Yes. The only other thing I – the only thing I’d add there is, if you look at the investor deck where we take that number back over time, you can see back in 2016, it was $395 right? Like as Niraj said, we’re meaning wallet share year in, year out, and we think there is a long runway for that to continue.
SF
Steven Forbes
Analyst · Guggenheim.
And then just a quick follow-up, I don’t know if you could provide some color on the anticipated cadence of international EBIT margin or just simplistically, if we should assume the first quarter is sort of the trough year in terms of the performance for 2021?
NS
Niraj Shah
Analyst · Guggenheim.
So I think the way to think about international is the same way I was kind of guiding you to think about the whole business, but effectively, it’s earlier stage, meaning, right, if you look at it, we’re getting tons of new customers because we have so few on a relative basis to the size of the market compared to the U.S. And then, in fact, the repeats continuing to expand, and it’s expanding nicely.
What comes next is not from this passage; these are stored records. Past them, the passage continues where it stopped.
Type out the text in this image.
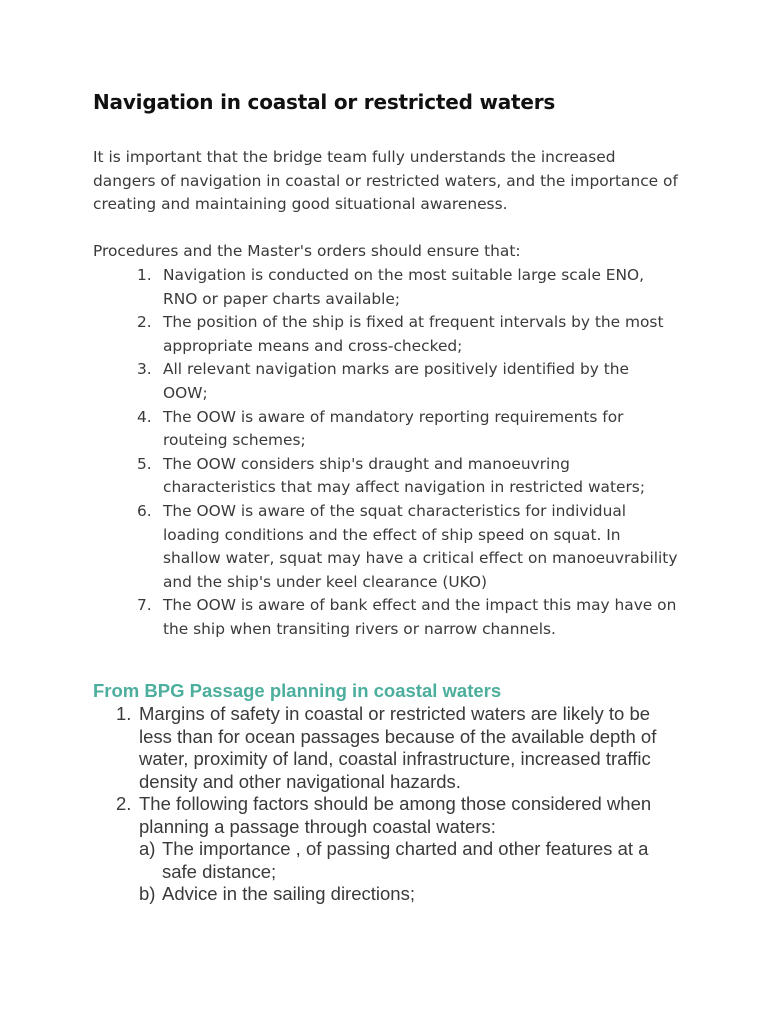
Navigation in coastal or restricted waters

It is important that the bridge team fully understands the increased dangers of navigation in coastal or restricted waters, and the importance of creating and maintaining good situational awareness.

Procedures and the Master's orders should ensure that:

1. Navigation is conducted on the most suitable large scale ENO, RNO or paper charts available;
2. The position of the ship is fixed at frequent intervals by the most appropriate means and cross-checked;
3. All relevant navigation marks are positively identified by the OOW;
4. The OOW is aware of mandatory reporting requirements for routeing schemes;
5. The OOW considers ship's draught and manoeuvring characteristics that may affect navigation in restricted waters;
6. The OOW is aware of the squat characteristics for individual loading conditions and the effect of ship speed on squat. In shallow water, squat may have a critical effect on manoeuvrability and the ship's under keel clearance (UKO)
7. The OOW is aware of bank effect and the impact this may have on the ship when transiting rivers or narrow channels.
From BPG Passage planning in coastal waters
1. Margins of safety in coastal or restricted waters are likely to be less than for ocean passages because of the available depth of water, proximity of land, coastal infrastructure, increased traffic density and other navigational hazards.
2. The following factors should be among those considered when planning a passage through coastal waters:
a) The importance , of passing charted and other features at a safe distance;
b) Advice in the sailing directions;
So in other words, all those metrics underneath in the International segment keep going the right way. So revenue will compound, should grow faster in international over time than it can in the U.S. even though both will grow at a very significant rate. And then – so then if you look at the EBITDA, your question specifically, I think on profit and international profit, what you’ll see there is, ultimately, we basically are – we have been investing in International for our long-term plan, not for the near-term plan. What I mean by that is when we really decided to invest in international in 2014, we started summer of ‘14. We purposely decided to headquarter our business in Germany, headquarter ourselves, as you know, in Berlin, Germany, but the first market we focus on is the UK. So it goes a lot. So you put headquarter in Berlin. Why would you do that if you’re focused on UK. Well, the reason is our long-term plan is to be expand throughout Europe and have – basically, this is a North American playbook, but the UK was the first market. Well, as we prove that out, and became the leader in the UK today, we’re a household brand in the UK, we’re the leader online in home in the UK, and that business continues to grow…
MF
Michael Fleisher
Analyst · Guggenheim.
No. I think you covered exactly how we’re thinking about the trajectory there. We’re obviously not going to sort of guide out international forward quarters anywhere for the whole business, but the whole – the international business continues to be on a great trajectory. We’re making the investments in a really balanced and thoughtful way there. And you’re continuing to see the leverage show up on, as Niraj pointed out, the leverage show up on the substantive investment we’ve been making in the International business over the last few years.
SF
Steven Forbes
Analyst · Guggenheim.
Thank you.
NS
Niraj Shah
Analyst · Guggenheim.
Thanks, Steven.
OP
Operator
Operator
And we have reached our allotted time for questions. At this time, I would like to turn the call back to Niraj for closing remarks.
NS
Niraj Shah
Analyst
Well, thank you all for joining for the call. We appreciate your interest in Wayfair. And we’re really excited about the future. We see a tremendous growth ahead, and we will update you again next quarter. Thank you.
OP
Operator
Operator
This concludes today’s conference. Thank you for participating. You may now disconnect.